Data placement
Before diving into the mechanics ofdistributed processing, consider the problems
of handling huge amounts of data on a single computer. Distributed processing
and large-scale data processing have one major aspect in common, which is that
not all of the input data is available at once. In distributed processing, the data
might be scattered among many machines. In large-scale data processing, most of
the data is on the disk. In both cases, the key to efficient data processing is placing
the data correctly.
Let’s take a simple example. Suppose you have a text file that contains data
about credit card transactions. Each line of the file contains a credit card number
and an amount of money. How might you determine the number of unique credit
card numbers in the file?
If the file is not very big, you could read each line, parse the credit card number, and store the credit card number in a hash table. Once the entire file had been
read, the hash table would contain one entry for each unique credit card number.
Counting the number of entries in the hash table would give you the answer. Unfortunately, for a big file, the hash table would be too large to store in memory.
Now suppose you had the very same credit card data, but the transactions in
the file were ordered by credit card number. Counting the number of unique
credit card numbers in this case is very simple. Each line in the file is read and
the credit card number on the line is parsed. If the credit card number found is
different than the one on the line before it, a counter is incremented. When the
end of the file is reached, the counter contains a count of the unique credit card
numbers in the file. No hash table is necessary for this to work.
Now, back to distributed computation. Suppose you have more than one computer to use for this counting task. You can split the big file of transactions into
small batches of transactions. Each computer can count its fraction, and then the
results can be merged together to produce a final result.

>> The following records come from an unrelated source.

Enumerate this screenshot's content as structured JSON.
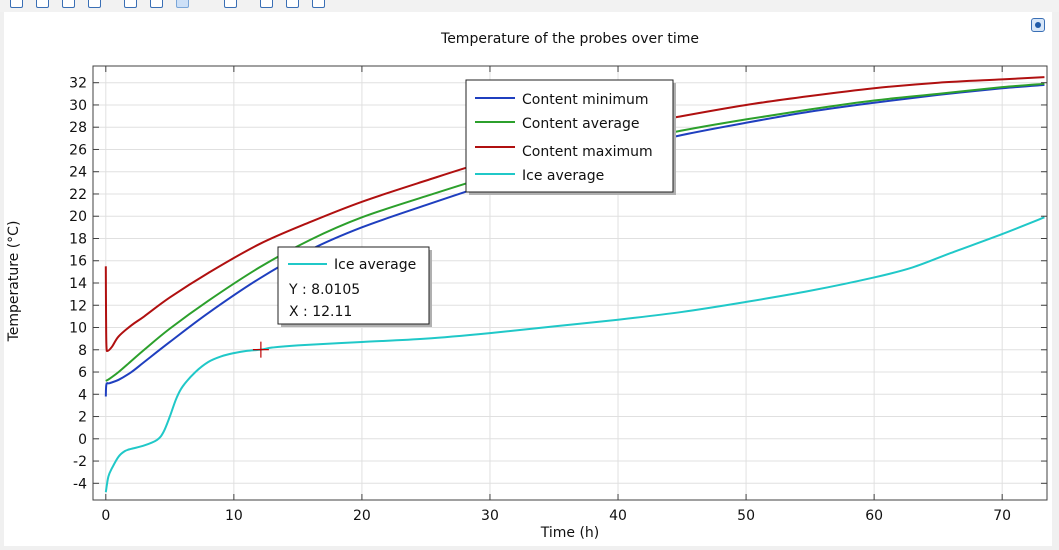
{
  "toolbar": {
    "icons": [
      "zoom-box-icon",
      "zoom-in-icon",
      "zoom-out-icon",
      "zoom-extents-icon",
      "grid-icon",
      "axis-icon",
      "pointer-icon",
      "color-icon",
      "info-icon",
      "screenshot-icon",
      "home-icon"
    ]
  },
  "colors": {
    "axes": "#404040",
    "grid": "#e0e0e0",
    "marker": "#c00000"
  },
  "chart_data": {
    "type": "line",
    "title": "Temperature of the probes over time",
    "xlabel": "Time (h)",
    "ylabel": "Temperature (°C)",
    "xlim": [
      -1,
      73.5
    ],
    "ylim": [
      -5.5,
      33.5
    ],
    "xticks": [
      0,
      10,
      20,
      30,
      40,
      50,
      60,
      70
    ],
    "yticks": [
      -4,
      -2,
      0,
      2,
      4,
      6,
      8,
      10,
      12,
      14,
      16,
      18,
      20,
      22,
      24,
      26,
      28,
      30,
      32
    ],
    "grid": true,
    "legend_position": "top-center",
    "series": [
      {
        "name": "Content minimum",
        "color": "#1f3fbf",
        "x": [
          0,
          0.05,
          0.3,
          1,
          2,
          3,
          5,
          8,
          12,
          16,
          20,
          25,
          30,
          35,
          40,
          45,
          50,
          55,
          60,
          65,
          70,
          73.3
        ],
        "y": [
          3.8,
          4.9,
          5.0,
          5.3,
          6.0,
          6.9,
          8.7,
          11.3,
          14.4,
          17.0,
          19.0,
          21.0,
          22.9,
          24.6,
          26.0,
          27.3,
          28.4,
          29.4,
          30.2,
          30.9,
          31.5,
          31.8
        ]
      },
      {
        "name": "Content average",
        "color": "#2ca02c",
        "x": [
          0,
          0.3,
          1,
          2,
          3,
          5,
          8,
          12,
          16,
          20,
          25,
          30,
          35,
          40,
          45,
          50,
          55,
          60,
          65,
          70,
          73.3
        ],
        "y": [
          5.2,
          5.4,
          6.0,
          7.0,
          8.0,
          9.9,
          12.4,
          15.4,
          17.9,
          19.9,
          21.8,
          23.6,
          25.2,
          26.5,
          27.7,
          28.7,
          29.6,
          30.4,
          31.0,
          31.6,
          31.9
        ]
      },
      {
        "name": "Content maximum",
        "color": "#b01010",
        "x": [
          0,
          0.02,
          0.05,
          0.15,
          0.5,
          1,
          2,
          3,
          5,
          8,
          12,
          16,
          20,
          25,
          30,
          35,
          40,
          45,
          50,
          55,
          60,
          65,
          70,
          73.3
        ],
        "y": [
          15.5,
          11.0,
          8.3,
          7.9,
          8.3,
          9.2,
          10.2,
          11.0,
          12.7,
          14.9,
          17.5,
          19.5,
          21.3,
          23.2,
          25.0,
          26.5,
          27.9,
          29.0,
          30.0,
          30.8,
          31.5,
          32.0,
          32.3,
          32.5
        ]
      },
      {
        "name": "Ice average",
        "color": "#20c8c8",
        "x": [
          0,
          0.2,
          0.5,
          1,
          1.5,
          2,
          3,
          4,
          4.5,
          5,
          5.5,
          6,
          7,
          8,
          9,
          10,
          11,
          12.11,
          13,
          15,
          20,
          25,
          30,
          35,
          40,
          45,
          50,
          55,
          60,
          63,
          66,
          70,
          73.3
        ],
        "y": [
          -4.8,
          -3.4,
          -2.6,
          -1.6,
          -1.1,
          -0.9,
          -0.6,
          -0.1,
          0.6,
          2.0,
          3.6,
          4.7,
          6.0,
          6.9,
          7.4,
          7.7,
          7.9,
          8.0105,
          8.2,
          8.4,
          8.7,
          9.0,
          9.5,
          10.1,
          10.7,
          11.4,
          12.3,
          13.3,
          14.5,
          15.4,
          16.7,
          18.4,
          19.9
        ]
      }
    ],
    "tooltip": {
      "series": "Ice average",
      "y_label": "Y : 8.0105",
      "x_label": "X : 12.11",
      "x": 12.11,
      "y": 8.0105
    }
  }
}
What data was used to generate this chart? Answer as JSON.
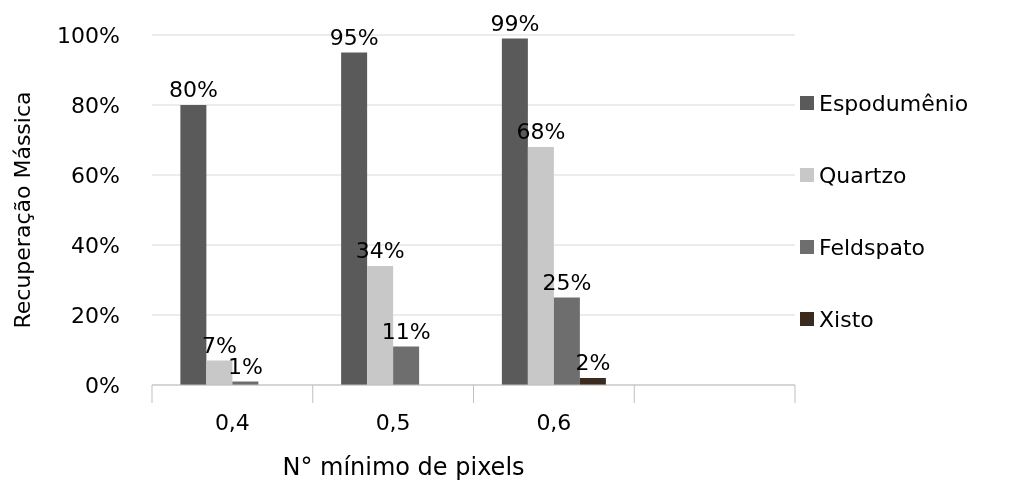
{
  "chart_data": {
    "type": "bar",
    "xlabel": "N° mínimo de pixels",
    "ylabel": "Recuperação Mássica",
    "categories": [
      "0,4",
      "0,5",
      "0,6",
      null
    ],
    "series": [
      {
        "name": "Espodumênio",
        "color": "#5a5a5a",
        "values": [
          80,
          95,
          99,
          null
        ],
        "value_labels": [
          "80%",
          "95%",
          "99%",
          null
        ]
      },
      {
        "name": "Quartzo",
        "color": "#c8c8c8",
        "values": [
          7,
          34,
          68,
          null
        ],
        "value_labels": [
          "7%",
          "34%",
          "68%",
          null
        ]
      },
      {
        "name": "Feldspato",
        "color": "#6e6e6e",
        "values": [
          1,
          11,
          25,
          null
        ],
        "value_labels": [
          "1%",
          "11%",
          "25%",
          null
        ]
      },
      {
        "name": "Xisto",
        "color": "#3b2a1e",
        "values": [
          null,
          null,
          2,
          null
        ],
        "value_labels": [
          null,
          null,
          "2%",
          null
        ]
      }
    ],
    "ylim": [
      0,
      100
    ],
    "yticks": [
      {
        "value": 0,
        "label": "0%"
      },
      {
        "value": 20,
        "label": "20%"
      },
      {
        "value": 40,
        "label": "40%"
      },
      {
        "value": 60,
        "label": "60%"
      },
      {
        "value": 80,
        "label": "80%"
      },
      {
        "value": 100,
        "label": "100%"
      }
    ],
    "grid": "y",
    "legend": "right"
  }
}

Initially, we start with an unordered file of transactions. We split that file into
small batches of transactions and count the unique credit card numbers in each
batch. How do we combine the results? We could add the number of credit card
numbers found in each batch, but this is incorrect, since the same credit card number might appear in more than one batch, and therefore would be counted more
than once in the final total. Instead, we would need to keep a list of the unique
credit card numbers found in each batch, and then merge those lists together to
make a final result list. The size of this final list is the number of unique credit card
numbers in the whole set.
In contrast, suppose the transactions are split into batches with more care, so
that all transactions made with the same credit card end up in the same batch.

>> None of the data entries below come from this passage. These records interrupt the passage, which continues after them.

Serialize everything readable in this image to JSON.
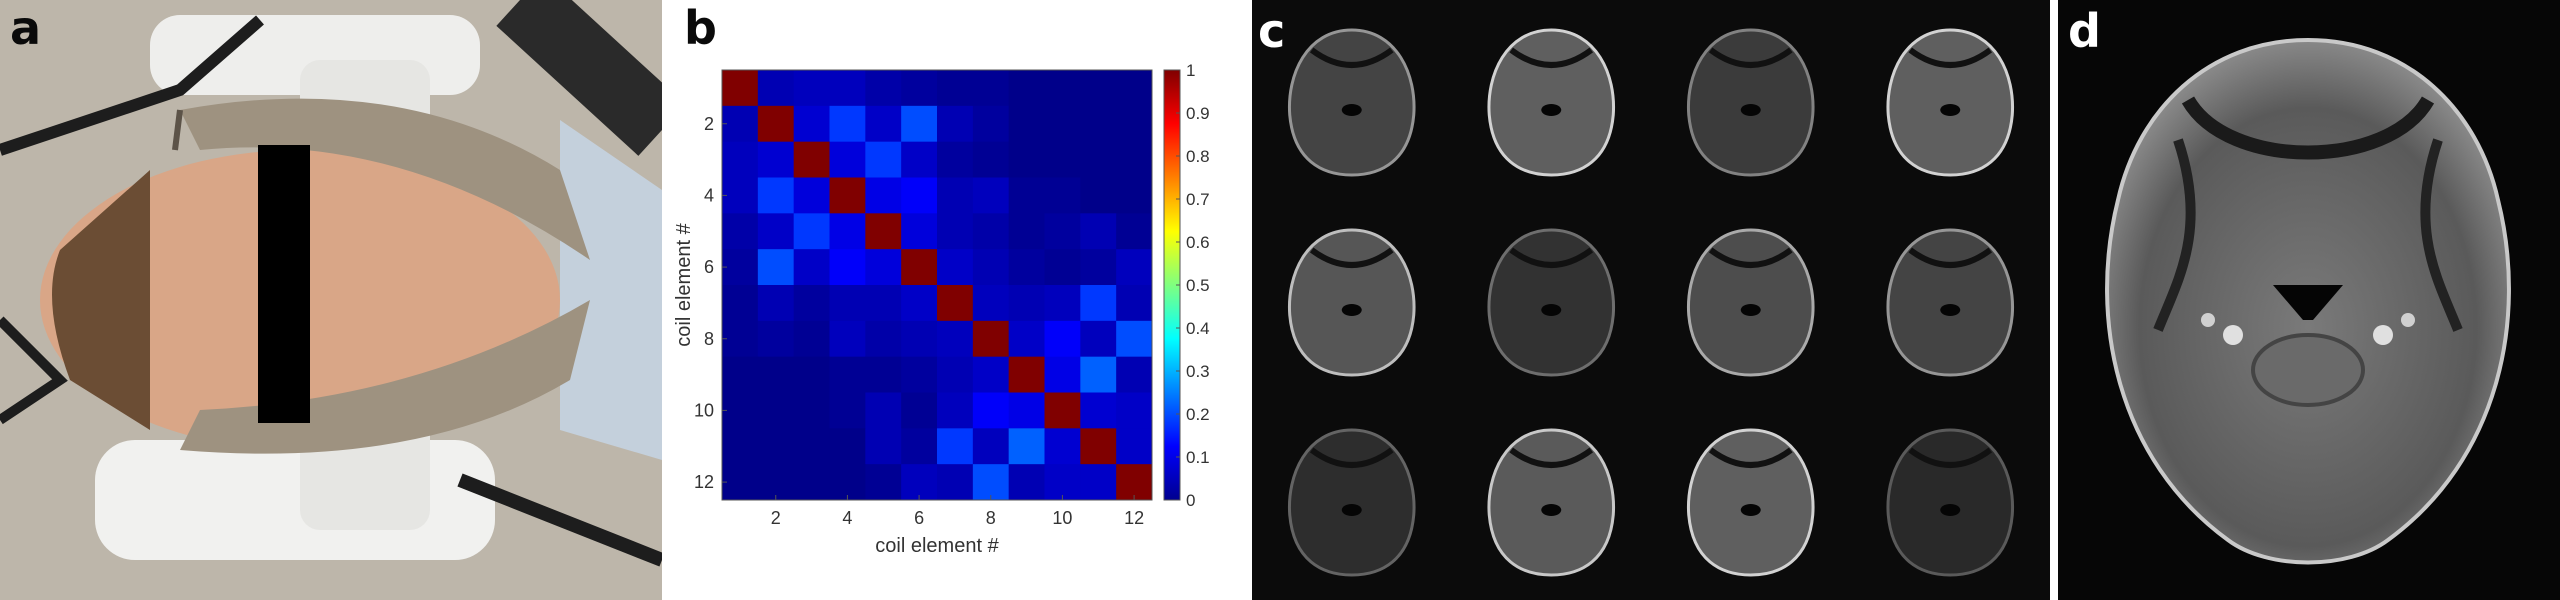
{
  "panels": {
    "a": {
      "label": "a"
    },
    "b": {
      "label": "b"
    },
    "c": {
      "label": "c"
    },
    "d": {
      "label": "d"
    }
  },
  "chart_data": {
    "type": "heatmap",
    "xlabel": "coil element #",
    "ylabel": "coil element #",
    "x_ticks": [
      "2",
      "4",
      "6",
      "8",
      "10",
      "12"
    ],
    "y_ticks": [
      "2",
      "4",
      "6",
      "8",
      "10",
      "12"
    ],
    "colorbar": {
      "ticks": [
        "0",
        "0.1",
        "0.2",
        "0.3",
        "0.4",
        "0.5",
        "0.6",
        "0.7",
        "0.8",
        "0.9",
        "1"
      ],
      "range": [
        0,
        1
      ],
      "colormap": "jet"
    },
    "matrix": [
      [
        1.0,
        0.05,
        0.06,
        0.06,
        0.04,
        0.03,
        0.02,
        0.02,
        0.01,
        0.01,
        0.01,
        0.01
      ],
      [
        0.05,
        1.0,
        0.08,
        0.18,
        0.07,
        0.2,
        0.05,
        0.03,
        0.01,
        0.01,
        0.01,
        0.01
      ],
      [
        0.06,
        0.08,
        1.0,
        0.09,
        0.18,
        0.07,
        0.03,
        0.02,
        0.01,
        0.01,
        0.01,
        0.01
      ],
      [
        0.06,
        0.18,
        0.09,
        1.0,
        0.1,
        0.12,
        0.05,
        0.06,
        0.02,
        0.02,
        0.01,
        0.01
      ],
      [
        0.04,
        0.07,
        0.18,
        0.1,
        1.0,
        0.09,
        0.05,
        0.04,
        0.02,
        0.03,
        0.05,
        0.02
      ],
      [
        0.03,
        0.2,
        0.07,
        0.12,
        0.09,
        1.0,
        0.07,
        0.05,
        0.03,
        0.02,
        0.03,
        0.06
      ],
      [
        0.02,
        0.05,
        0.03,
        0.05,
        0.05,
        0.07,
        1.0,
        0.06,
        0.05,
        0.06,
        0.18,
        0.05
      ],
      [
        0.02,
        0.03,
        0.02,
        0.06,
        0.04,
        0.05,
        0.06,
        1.0,
        0.07,
        0.12,
        0.06,
        0.2
      ],
      [
        0.01,
        0.01,
        0.01,
        0.02,
        0.02,
        0.03,
        0.05,
        0.07,
        1.0,
        0.1,
        0.22,
        0.05
      ],
      [
        0.01,
        0.01,
        0.01,
        0.02,
        0.05,
        0.02,
        0.06,
        0.12,
        0.1,
        1.0,
        0.08,
        0.07
      ],
      [
        0.01,
        0.01,
        0.01,
        0.01,
        0.05,
        0.03,
        0.18,
        0.06,
        0.22,
        0.08,
        1.0,
        0.07
      ],
      [
        0.01,
        0.01,
        0.01,
        0.01,
        0.02,
        0.06,
        0.05,
        0.2,
        0.05,
        0.07,
        0.07,
        1.0
      ]
    ]
  },
  "coil_images": {
    "intensities": [
      0.55,
      0.85,
      0.45,
      0.85,
      0.75,
      0.35,
      0.65,
      0.55,
      0.3,
      0.8,
      0.85,
      0.25
    ]
  },
  "colors": {
    "panel_label_dark": "#0a0a0a",
    "panel_label_light": "#ffffff"
  }
}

With this extra restriction, each batch can be counted individually, and then the
counts from each batch can be added to make a final result. No merge is necessary,
because there is no possibility of double-counting. Each credit card number will
appear in precisely one batch.
These examples might be a little bit tedious, but the point is that proper data
grouping can radically change the performance characteristics of a task. Using a
sorted input file made the counting task easy, reduced the amount of memory
needed to nearly zero, and made it possible to distribute the computation easily.